Lightroom presets may be more important than preferences to copy over depending on how much of an investment you have in using Lightroom. Presets are stored by type and generally live at "C:\Users\[your name]\AppData\Roaming\Adobe\Lightroom\" on Windows and at "Macintosh HD/Users/[your name]/Library/Application Support/Adobe/Lightroom/" on Mac OS. So far as I am aware, all preset types are cross platform between Windows and OS X. Be advised that there is a setting in the Lightroom preferences on the Presets tab labeled "Store Presets with Catalog." If you have this checked on your existing installation you'll find your preset folders over where your Catalog file was as referenced above. If you're stumped as to where your Presets are, the same tab in Preferences has a button for "Show Lightroom Presets Folder..." that will open the folder for you without you needing to navigate down to it.

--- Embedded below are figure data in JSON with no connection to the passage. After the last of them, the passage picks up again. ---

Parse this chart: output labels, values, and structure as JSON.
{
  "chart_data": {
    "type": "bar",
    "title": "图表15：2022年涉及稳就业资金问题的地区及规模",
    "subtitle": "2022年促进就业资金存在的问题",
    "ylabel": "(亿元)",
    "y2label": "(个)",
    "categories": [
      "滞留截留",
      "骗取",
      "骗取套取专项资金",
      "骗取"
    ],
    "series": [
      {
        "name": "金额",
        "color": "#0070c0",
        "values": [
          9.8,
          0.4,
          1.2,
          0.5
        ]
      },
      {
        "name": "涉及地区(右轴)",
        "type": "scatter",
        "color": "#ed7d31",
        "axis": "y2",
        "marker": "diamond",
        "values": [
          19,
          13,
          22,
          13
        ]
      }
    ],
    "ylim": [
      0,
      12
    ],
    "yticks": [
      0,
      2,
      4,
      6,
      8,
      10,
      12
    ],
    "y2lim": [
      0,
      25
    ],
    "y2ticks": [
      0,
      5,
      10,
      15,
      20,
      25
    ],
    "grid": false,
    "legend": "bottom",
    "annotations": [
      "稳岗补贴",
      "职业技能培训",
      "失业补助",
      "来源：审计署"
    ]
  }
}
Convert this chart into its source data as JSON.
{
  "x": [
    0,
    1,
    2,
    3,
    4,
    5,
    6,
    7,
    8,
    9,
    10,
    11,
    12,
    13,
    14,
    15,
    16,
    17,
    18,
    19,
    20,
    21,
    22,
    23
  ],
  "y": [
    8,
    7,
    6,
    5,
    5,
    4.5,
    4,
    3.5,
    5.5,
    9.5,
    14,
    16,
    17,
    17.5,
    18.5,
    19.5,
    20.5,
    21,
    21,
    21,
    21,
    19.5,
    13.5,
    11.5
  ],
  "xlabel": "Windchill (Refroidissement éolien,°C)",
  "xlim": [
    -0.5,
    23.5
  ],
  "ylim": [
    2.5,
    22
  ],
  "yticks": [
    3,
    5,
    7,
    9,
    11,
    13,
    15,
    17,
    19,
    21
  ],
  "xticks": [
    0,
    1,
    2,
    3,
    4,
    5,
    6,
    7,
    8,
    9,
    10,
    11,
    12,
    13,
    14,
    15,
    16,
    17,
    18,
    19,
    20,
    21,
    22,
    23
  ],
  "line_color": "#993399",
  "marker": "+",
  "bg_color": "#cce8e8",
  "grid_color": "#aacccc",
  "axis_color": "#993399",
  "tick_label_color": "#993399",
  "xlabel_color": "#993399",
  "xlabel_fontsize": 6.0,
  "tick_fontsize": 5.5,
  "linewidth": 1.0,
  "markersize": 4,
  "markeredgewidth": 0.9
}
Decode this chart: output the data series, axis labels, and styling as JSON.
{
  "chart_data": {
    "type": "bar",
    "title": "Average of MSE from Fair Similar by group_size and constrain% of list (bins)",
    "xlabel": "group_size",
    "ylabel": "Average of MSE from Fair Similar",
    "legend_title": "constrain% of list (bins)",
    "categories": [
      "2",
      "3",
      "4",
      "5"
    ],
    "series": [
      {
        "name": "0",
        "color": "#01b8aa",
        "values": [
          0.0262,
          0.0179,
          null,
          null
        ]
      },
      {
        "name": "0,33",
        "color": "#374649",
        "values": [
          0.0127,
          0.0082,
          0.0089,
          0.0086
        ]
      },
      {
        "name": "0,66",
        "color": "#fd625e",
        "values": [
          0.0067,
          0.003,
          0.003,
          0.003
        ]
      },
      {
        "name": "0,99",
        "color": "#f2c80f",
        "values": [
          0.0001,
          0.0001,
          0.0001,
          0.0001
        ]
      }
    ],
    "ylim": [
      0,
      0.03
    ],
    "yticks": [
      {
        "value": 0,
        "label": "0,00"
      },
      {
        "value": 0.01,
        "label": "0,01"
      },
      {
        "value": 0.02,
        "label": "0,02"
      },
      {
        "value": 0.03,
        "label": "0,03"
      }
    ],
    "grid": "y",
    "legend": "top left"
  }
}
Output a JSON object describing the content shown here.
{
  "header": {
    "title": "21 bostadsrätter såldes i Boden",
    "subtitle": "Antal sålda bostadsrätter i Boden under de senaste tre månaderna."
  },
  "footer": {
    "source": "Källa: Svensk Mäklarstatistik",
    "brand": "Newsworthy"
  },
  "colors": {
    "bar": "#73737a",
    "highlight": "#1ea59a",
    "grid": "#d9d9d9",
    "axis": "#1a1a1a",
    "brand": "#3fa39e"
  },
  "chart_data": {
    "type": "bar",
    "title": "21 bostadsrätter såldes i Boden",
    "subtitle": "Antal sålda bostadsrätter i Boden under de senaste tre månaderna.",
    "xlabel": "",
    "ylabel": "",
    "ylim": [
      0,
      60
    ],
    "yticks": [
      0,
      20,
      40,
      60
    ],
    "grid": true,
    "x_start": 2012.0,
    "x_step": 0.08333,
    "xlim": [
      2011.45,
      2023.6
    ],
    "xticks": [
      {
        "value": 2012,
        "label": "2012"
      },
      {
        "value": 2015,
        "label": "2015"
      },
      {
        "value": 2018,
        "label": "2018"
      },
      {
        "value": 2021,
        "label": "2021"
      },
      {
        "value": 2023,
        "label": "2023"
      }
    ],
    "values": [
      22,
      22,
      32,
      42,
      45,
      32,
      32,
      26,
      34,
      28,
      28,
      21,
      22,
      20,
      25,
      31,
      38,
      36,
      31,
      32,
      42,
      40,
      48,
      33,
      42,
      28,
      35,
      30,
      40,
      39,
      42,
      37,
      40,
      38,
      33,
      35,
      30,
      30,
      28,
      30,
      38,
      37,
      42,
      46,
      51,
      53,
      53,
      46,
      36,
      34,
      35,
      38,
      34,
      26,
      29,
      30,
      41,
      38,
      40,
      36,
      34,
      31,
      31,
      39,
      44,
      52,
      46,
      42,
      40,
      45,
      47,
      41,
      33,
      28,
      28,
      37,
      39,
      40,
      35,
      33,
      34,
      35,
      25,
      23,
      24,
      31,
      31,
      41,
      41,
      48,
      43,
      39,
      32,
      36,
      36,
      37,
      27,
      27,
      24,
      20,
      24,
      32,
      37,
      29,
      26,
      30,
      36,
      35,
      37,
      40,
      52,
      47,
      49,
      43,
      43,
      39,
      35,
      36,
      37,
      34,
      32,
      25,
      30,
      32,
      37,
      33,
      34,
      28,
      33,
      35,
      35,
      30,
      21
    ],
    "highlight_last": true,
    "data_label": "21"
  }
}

A few types of Presets that are shared with Adobe Camera Raw live instead in a folder called CameraRaw which lives alongside of, rather than underneath, the Lightroom Presets folder just discussed.
When you next start up Lightroom after copying all this over, you should be good to go so long as the file paths for everything remain the same as they did on your old computer. In particular though, if you decided to relocate your images to someplace else you'll be greeted by a bunch of question marks indicating that you've confused Lightroom no end. All is not lost of course as it's really fairly easy to get everything back in sync between your actual image folders and where your Lightroom Catalog thinks they are. I've written about this before so if you find yourself in need, by all means click here for how to remedy this situation.
If all goes well, you can save a lot of time and frustration by following the above and Lightroom on your new computer will look pretty much like it did on your old one. If somehow you end up horribly messing things up with all this file copying, don't despair. As a last resort you can always delete your Preference file and Lightroom Preset folder. Lightroom will create new ones if they're not there the next time you run the program.
Don't forget to profile the display for your new computer either. Although this task isn't directly part of setting up Lightroom, there's really no way for Lightroom to correctly render color without this being taken care of.